6. トークンリクエスト (Token Request)

authorization_detailsトークンリクエストパラメータは、クライアントがASにアクセストークンに割り当てることを望む認可詳細を指定するために使用できます。ASは、基礎となるグラント(グラントタイプauthorization_code、refresh_tokenなどの場合)またはクライアントのポリシー(グラントタイプclient_credentialsの場合)が、要求された認可詳細を持つアクセストークンの発行を許可するかどうかをチェックします。それ以外の場合、ASはエラーコードinvalid_authorization_details(invalid_scopeと同様)でリクエストを拒否します。

6.1. 認可詳細の比較 (Comparing Authorization Details)

OAuthプロトコルの多くのアクションでは、リクエストが以前の既存のリクエストよりも「多く」または「少なく」要求しているかどうかに基づいて、ASとRSがセキュリティ上の決定を下すことができます。たとえば、トークンを更新する際、クライアントは、リソース所有者が以前に承認したものよりも「権限が少ない」新しいアクセストークンを要求できます。要求されたアクセストークンは、削減された権限を伝えますが、リソース所有者の以前の承認はそのようなリクエストによって変更されません。

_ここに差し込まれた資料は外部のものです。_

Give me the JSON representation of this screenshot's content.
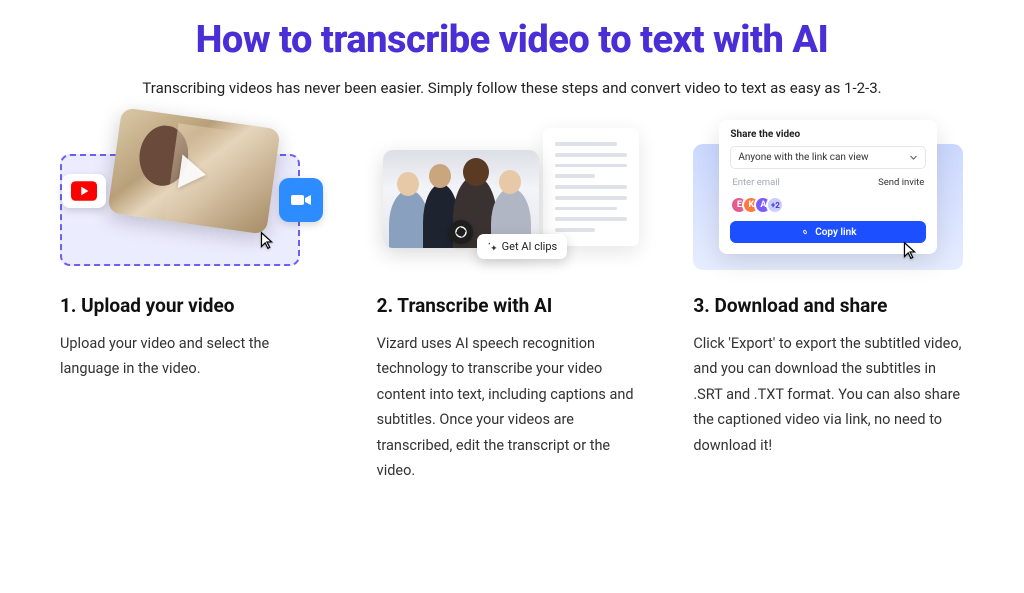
{
  "page_title": "How to transcribe video to text with AI",
  "subtitle": "Transcribing videos has never been easier. Simply follow these steps and convert video to text as easy as 1-2-3.",
  "steps": [
    {
      "title": "1. Upload your video",
      "body": "Upload your video and select the language in the video.",
      "illustration": {
        "badges": [
          "youtube-icon",
          "zoom-icon"
        ],
        "overlay": "play-icon"
      }
    },
    {
      "title": "2. Transcribe with AI",
      "body": "Vizard uses AI speech recognition technology to transcribe your video content into text, including captions and subtitles. Once your videos are transcribed, edit the transcript or the video.",
      "illustration": {
        "chip_label": "Get AI clips",
        "chip_icon": "sparkle-icon",
        "ai_badge": "openai-icon"
      }
    },
    {
      "title": "3. Download and share",
      "body": "Click 'Export' to export the subtitled video, and you can download the subtitles in .SRT and .TXT format. You can also share the captioned video via link, no need to download it!",
      "illustration": {
        "panel_title": "Share the video",
        "select_value": "Anyone with the link can view",
        "email_placeholder": "Enter email",
        "send_label": "Send invite",
        "avatars": [
          "E",
          "K",
          "A",
          "+2"
        ],
        "copy_label": "Copy link"
      }
    }
  ]
}
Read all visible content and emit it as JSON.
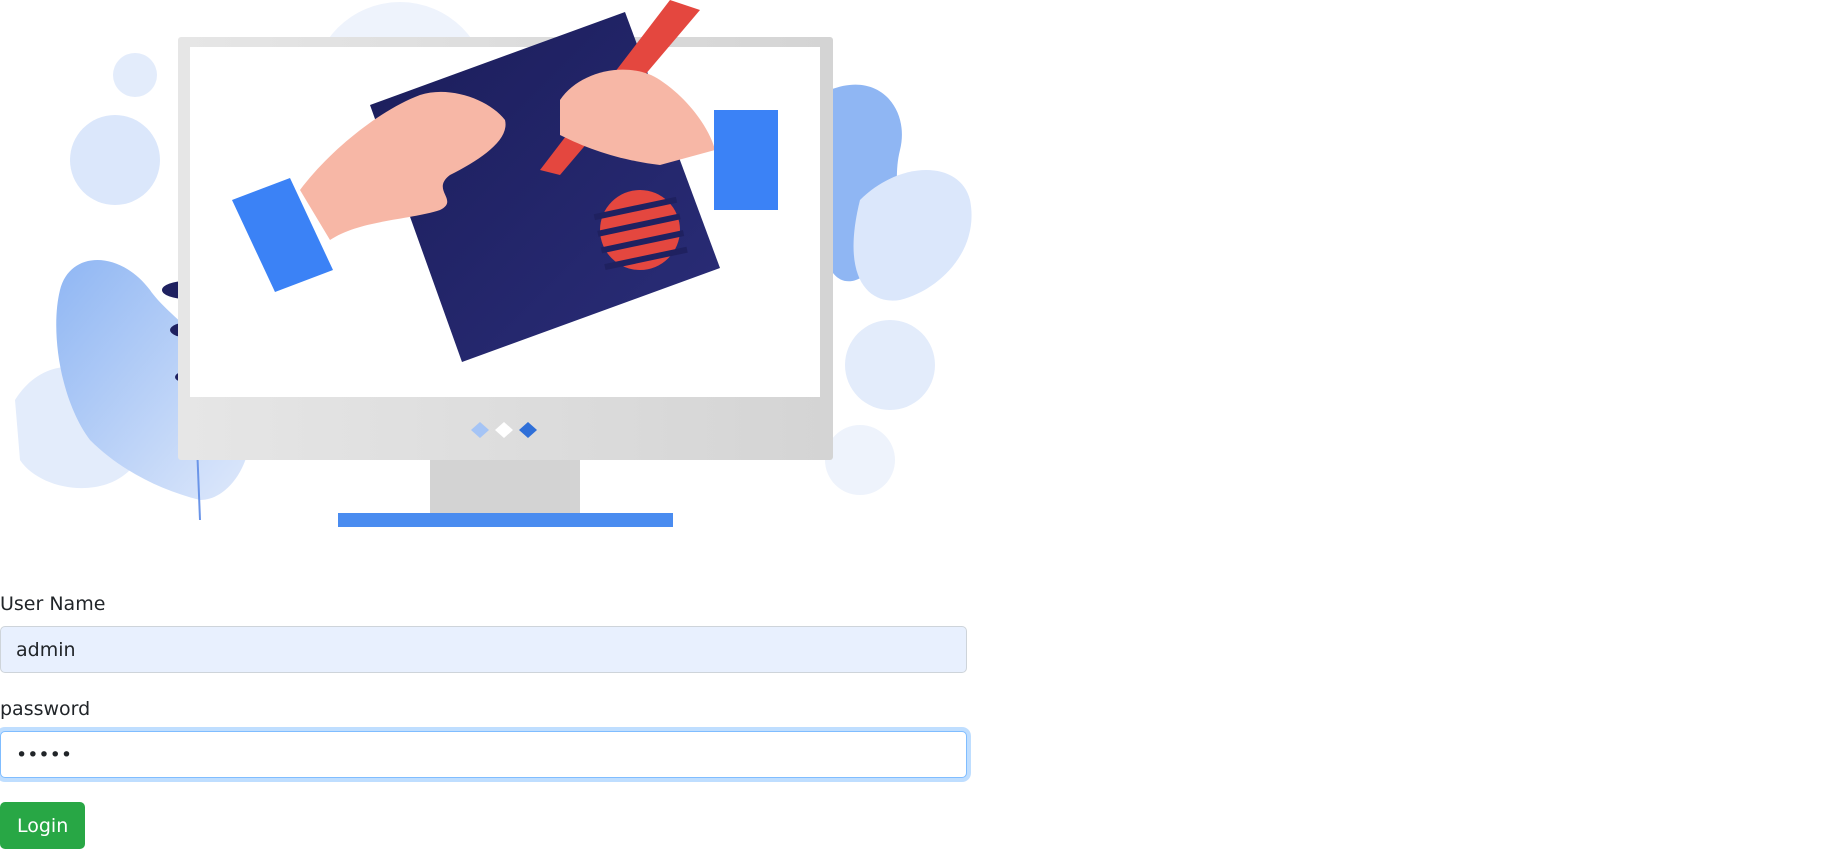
{
  "illustration": {
    "name": "computer-illustration",
    "colors": {
      "navy": "#1f2160",
      "blue": "#3b82f6",
      "light_blue": "#a5c4f5",
      "pale_blue": "#dbe7fb",
      "red": "#e4473f",
      "skin": "#f7b7a6",
      "monitor_gray": "#dedede"
    }
  },
  "form": {
    "username_label": "User Name",
    "username_value": "admin",
    "password_label": "password",
    "password_value": "*****",
    "login_label": "Login"
  },
  "colors": {
    "accent_success": "#28a745",
    "input_autofill": "#e8f0fe",
    "focus_ring": "#80bdff"
  }
}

authorization_details内のフィールドのセマンティクスは、特定のAPIまたはAPIセットの実装に固有であるため、2つの任意の認可詳細リクエストを比較する標準化されたメカニズムはありません。ASは、ほとんどの場合、単純なオブジェクトの比較に依存すべきではありません。リクエスト内のいくつかのフィールドの交差は、APIがどのように設計および展開されているかに応じて、付与されるアクセス権に副作用を及ぼす可能性があるためです。これは、一部のAPIで使用されるscope値と同様の効果です。

新しいリクエストを既存のリクエストと比較する場合、ASは、最初にリクエストを許可する際に使用したのと同じ処理技術を使用して、リソース所有者がリクエストを承認する必要があるかどうかを判断できます。この比較の詳細は、認可リクエストのタイプの定義に依存し、この仕様の範囲外ですが、一般的なパターンを適用できます。